The TRPV4 channel links calcium influx to DDX3X activity and viral infectivity
- Nat Commun. 2018 Jun 13;9(1):2307. doi: 10.1038/s41467-018-04776-7.
- 1. Laboratory of Molecular Physiology, Department of Experimental and Health Sciences, Universitat Pompeu Fabra, 08003, Barcelona, Spain.
- 2. Departament de Bioquímica i de Biologia Molecular, Unitat de Biofísica, Universitat Autònoma de Barcelona, 08193, Bellaterra, Spain.
- 3. Molecular Virology Group, Department of Experimental and Health Sciences, Universitat Pompeu Fabra, 08003, Barcelona, Spain.
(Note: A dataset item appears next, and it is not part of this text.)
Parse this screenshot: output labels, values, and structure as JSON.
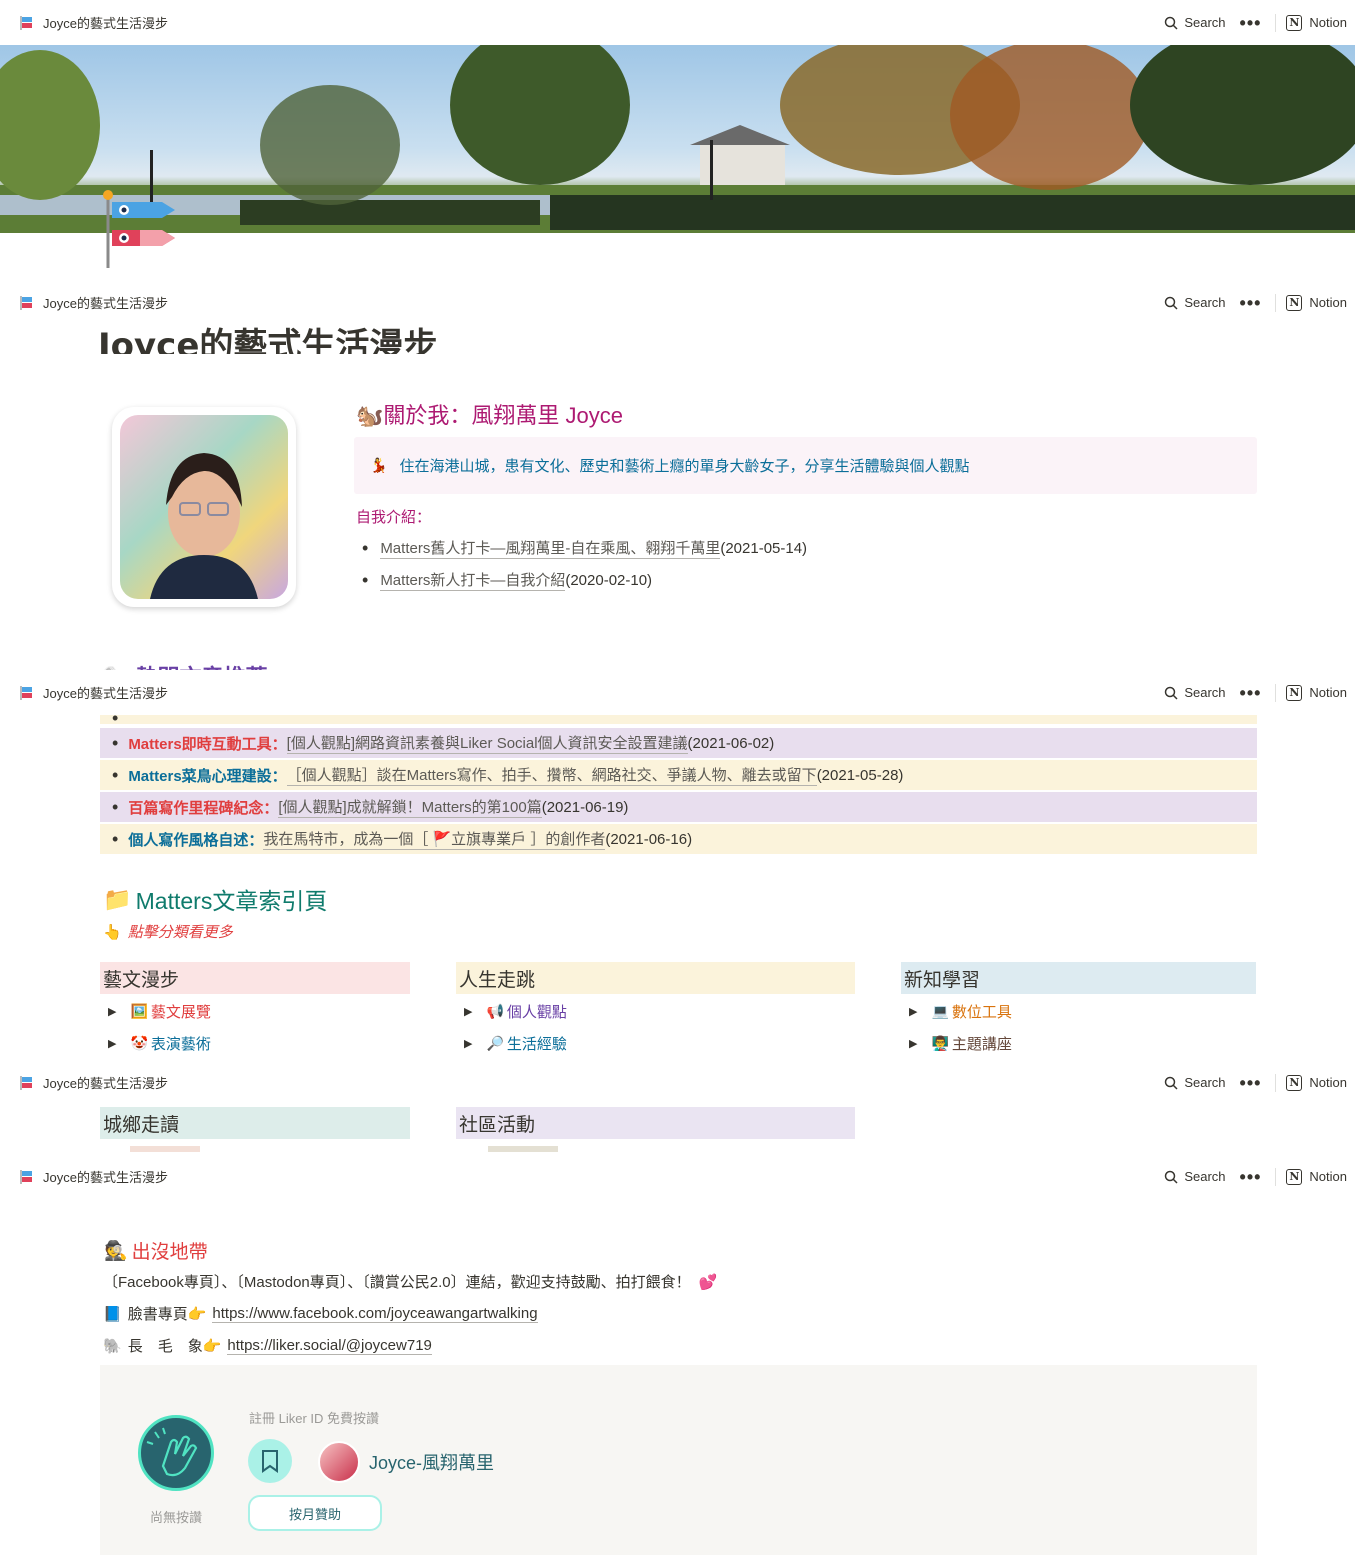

- 4. Laboratory of Molecular Physiology, Department of Experimental and Health Sciences, Universitat Pompeu Fabra, 08003, Barcelona, Spain. [email protected].
Ion channels are well placed to transduce environmental cues into signals used by cells to generate a wide range of responses, but little is known about their role in the regulation of RNA metabolism. Here we show that the TRPV4 cation channel binds the DEAD-box RNA helicase DDX3X and regulates its function. TRPV4-mediated CA2+ influx releases DDX3X from the channel and drives DDX3X nuclear translocation, a process that involves Calmodulin (CaM) and the CaM-dependent kinase II. Genetic depletion or pharmacological inhibition of TRPV4 diminishes DDX3X-dependent functions, including nuclear viral export and translation. Furthermore, TRPV4 mediates CA2+ influx and nuclear accumulation of DDX3X in cells exposed to the Zika virus or the purified viral envelope protein. Consequently, targeting of TRPV4 reduces infectivity of dengue, hepatitis C and Zika viruses. Together, our results highlight the role of TRPV4 in the regulation of DDX3X-dependent control of RNA metabolism and viral infectivity.